Organizational resilience in the face of novel threats aimed at AI tools can only be accomplished by ensuring every model user understands the reasoning and regulations behind the company policies related to AI. Users must also have a practical understanding of what is acceptable to include in a prompt and when to question the content returned in a response. 

Because the threats continue to evolve in terms of tactics, format, and severity, employee education and training cannot be a one-and-done event. It must be on-going, continually updated, tailored to the audience, and part of a larger organizational culture of security, continuous learning, and improvement.

The complexities of complying with emerging AI-related regulatory obligations are many, but they can be successfully managed. A dedicated, cross-functional Risk team that exercises diligence and forethought to identify exposure, understand the company’s risk tolerance, craft robust policies that support company values, deploy stringent controls, and prioritize continual staff training can be the difference between being an organization that is secure in its knowledge that it has met its due diligence requirements and one that is lost in the labyrinth, but doesn’t realize it. 
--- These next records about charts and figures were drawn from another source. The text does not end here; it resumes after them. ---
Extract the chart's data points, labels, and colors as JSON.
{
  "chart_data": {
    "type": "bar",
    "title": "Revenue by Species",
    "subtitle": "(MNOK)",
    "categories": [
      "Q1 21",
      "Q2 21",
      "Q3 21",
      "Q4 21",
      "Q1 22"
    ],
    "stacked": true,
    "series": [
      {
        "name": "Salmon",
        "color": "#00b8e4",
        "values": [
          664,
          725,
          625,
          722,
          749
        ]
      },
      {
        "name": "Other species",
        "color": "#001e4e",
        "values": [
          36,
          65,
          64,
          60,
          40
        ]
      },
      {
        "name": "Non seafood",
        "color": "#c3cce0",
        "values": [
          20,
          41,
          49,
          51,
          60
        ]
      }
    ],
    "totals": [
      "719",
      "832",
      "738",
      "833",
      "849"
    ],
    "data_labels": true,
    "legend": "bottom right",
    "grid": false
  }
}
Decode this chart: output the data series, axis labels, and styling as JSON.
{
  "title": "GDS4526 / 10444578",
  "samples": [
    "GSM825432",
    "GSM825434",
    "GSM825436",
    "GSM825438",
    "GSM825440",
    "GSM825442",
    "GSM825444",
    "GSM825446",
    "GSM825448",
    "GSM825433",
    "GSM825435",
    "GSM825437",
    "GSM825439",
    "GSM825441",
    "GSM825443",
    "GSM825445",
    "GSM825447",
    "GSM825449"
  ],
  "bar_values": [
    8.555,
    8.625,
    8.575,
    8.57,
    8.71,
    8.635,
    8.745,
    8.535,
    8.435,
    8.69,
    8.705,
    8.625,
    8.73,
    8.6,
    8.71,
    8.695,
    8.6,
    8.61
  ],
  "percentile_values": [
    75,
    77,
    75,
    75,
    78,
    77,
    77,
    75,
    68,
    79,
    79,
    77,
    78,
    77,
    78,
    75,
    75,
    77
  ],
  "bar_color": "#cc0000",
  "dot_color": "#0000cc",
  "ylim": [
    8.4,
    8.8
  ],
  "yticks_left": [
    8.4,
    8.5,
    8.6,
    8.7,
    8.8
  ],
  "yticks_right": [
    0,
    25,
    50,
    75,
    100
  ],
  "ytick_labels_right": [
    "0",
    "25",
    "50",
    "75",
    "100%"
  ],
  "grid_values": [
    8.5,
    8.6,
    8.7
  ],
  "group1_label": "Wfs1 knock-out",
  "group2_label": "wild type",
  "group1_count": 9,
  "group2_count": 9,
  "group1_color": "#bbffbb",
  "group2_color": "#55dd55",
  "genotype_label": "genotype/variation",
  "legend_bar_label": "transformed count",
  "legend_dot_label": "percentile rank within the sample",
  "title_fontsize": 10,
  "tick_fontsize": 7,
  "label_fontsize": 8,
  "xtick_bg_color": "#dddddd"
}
Having the right team in place is critical. However, having the best tools in place is also a key element to achieving compliance and security without sacrificing productivity or efficiency. 

CalypsoAI’s model-agnostic GenAI security and enablement platform provides a comprehensive suite of customizable protections across the enterprise. Our platform is the only solution on the market that can provide a secure, resilient environment where other AI compliance support and security defenses fall short. Policy-based access controls allow administrators the discretion to grant or deny teams and/or individuals access to models and specify the level of sensitivity each scanner should apply to model interactions with that team or individual. These controls also allow usage costs and traffic density to be monitored and managed via rate limits. 

Every interaction with each model is retained in a detailed prompt history, meaning administrators can see who is doing what, how often, and on which models. This feature provides administrators with both wide and deep user and system insights, and an interactive dashboard enables comparative and analytic data and full auditability and attribution around activity, content, and resource allocation. 

Automated, customizable scanners review and filter every user prompt and every model response for sensitive and personal data, toxic or biased content and content that otherwise does not meet acceptable use policies, as well as source code, prompt injections, and exploitable, malicious, or otherwise suspicious content; adverse content is blocked from leaving or entering the system. 

As a scalable and “weightless” trust layer in the security infrastructure, CalypsoAI enables full observability across all models in use with no introduced latency issues. Administrators can see in real time when content that can lead to incidents of non-compliance, or worse, is appearing in the system. 

Organizations that acknowledge and prepare to face existing and emerging threats are going to be better able to defend against and respond to them when—not if—they occur. Making robust safeguards and proactive strategies part of the organizational compliance and security infrastructure is not just good policy, it’s good business.